East Meadow’s opt-out rate doubles for state ELA exams

Posted

The number of East Meadow students who refused the state English Language Arts assessments last week doubled from the total just one year ago, and Superintendent Leon Campo said that more than half of the students in seven district schools who were eligible for the tests opted out.

New York state adopted the Common Core State Standards in 2010, mandating implementation beginning the following summer. State officials said that the more rigorous standards are designed to make students more college- and career-ready, and the year-end exams help the Education Department measure their progress.

But parents across the state, and particularly on Long Island, have questioned the tests’ legitimacy as well as the disproportionate impact they believe the exams have had on both students and teachers in recent years. Some formed opt-out groups on Facebook, and more each year have elected to send school district officials letters stating that their children would not be taking the tests.
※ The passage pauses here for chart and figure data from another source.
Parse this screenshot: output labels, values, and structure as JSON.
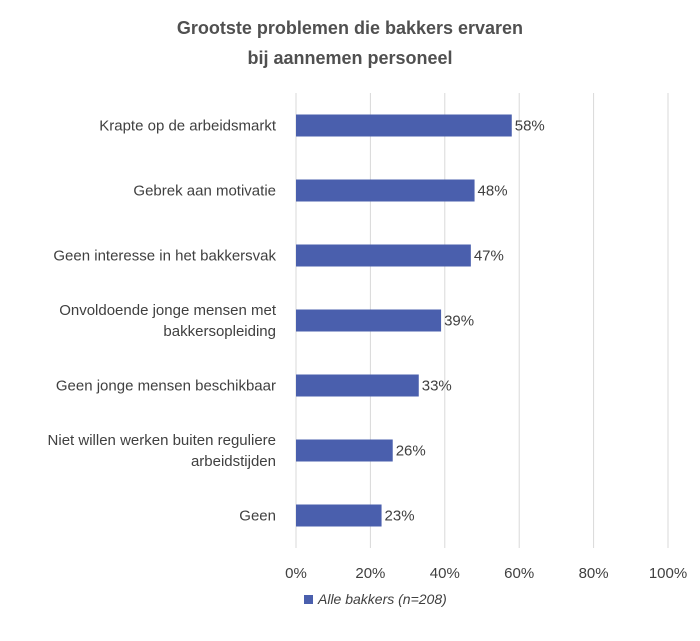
{
  "chart_data": {
    "type": "bar",
    "orientation": "horizontal",
    "title": [
      "Grootste problemen die bakkers ervaren",
      "bij aannemen personeel"
    ],
    "categories": [
      [
        "Krapte op de arbeidsmarkt"
      ],
      [
        "Gebrek aan motivatie"
      ],
      [
        "Geen interesse in het bakkersvak"
      ],
      [
        "Onvoldoende jonge mensen met",
        "bakkersopleiding"
      ],
      [
        "Geen jonge mensen beschikbaar"
      ],
      [
        "Niet willen werken buiten reguliere",
        "arbeidstijden"
      ],
      [
        "Geen"
      ]
    ],
    "series": [
      {
        "name": "Alle bakkers (n=208)",
        "values": [
          58,
          48,
          47,
          39,
          33,
          26,
          23
        ],
        "labels": [
          "58%",
          "48%",
          "47%",
          "39%",
          "33%",
          "26%",
          "23%"
        ],
        "color": "#4a5fad"
      }
    ],
    "xlim": [
      0,
      100
    ],
    "ticks": [
      0,
      20,
      40,
      60,
      80,
      100
    ],
    "tick_labels": [
      "0%",
      "20%",
      "40%",
      "60%",
      "80%",
      "100%"
    ],
    "grid": true,
    "legend_position": "bottom",
    "xlabel": "",
    "ylabel": ""
  },
  "colors": {
    "bar": "#4a5fad",
    "grid": "#d9d9d9",
    "text": "#404040"
  }
}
Of 3,296 ELA test-eligible East Meadow students in third through eighth grades this year, 1,654 refused the tests last week, or 50.2 percent. Last year, 24 percent of students did not take the exams, Superintendent Leon Campo said.

The state math assessments were scheduled for this week.

One of the reasons the refusal rate might have spiked, Campo said, is that the Board of Education published a position paper called “Where We Stand And Why” in July. The paper, which was sent to elected officials at all levels of government and can be found on the district website, criticized the Common Core curriculum’s reliance on high-stakes testing and its ties to teacher and administrator evaluations. It stated that test-based teacher evaluations are “fundamentally flawed, inaccurate and unjust,” and noted the stress the tests create in students, the extensive time teachers must devote to test preparation and the limited feedback the exams provide.

“Many parents look to our board for leadership on a given issue,” Campo said. “… I personally believe they are correct, and that the impact has not been positive.”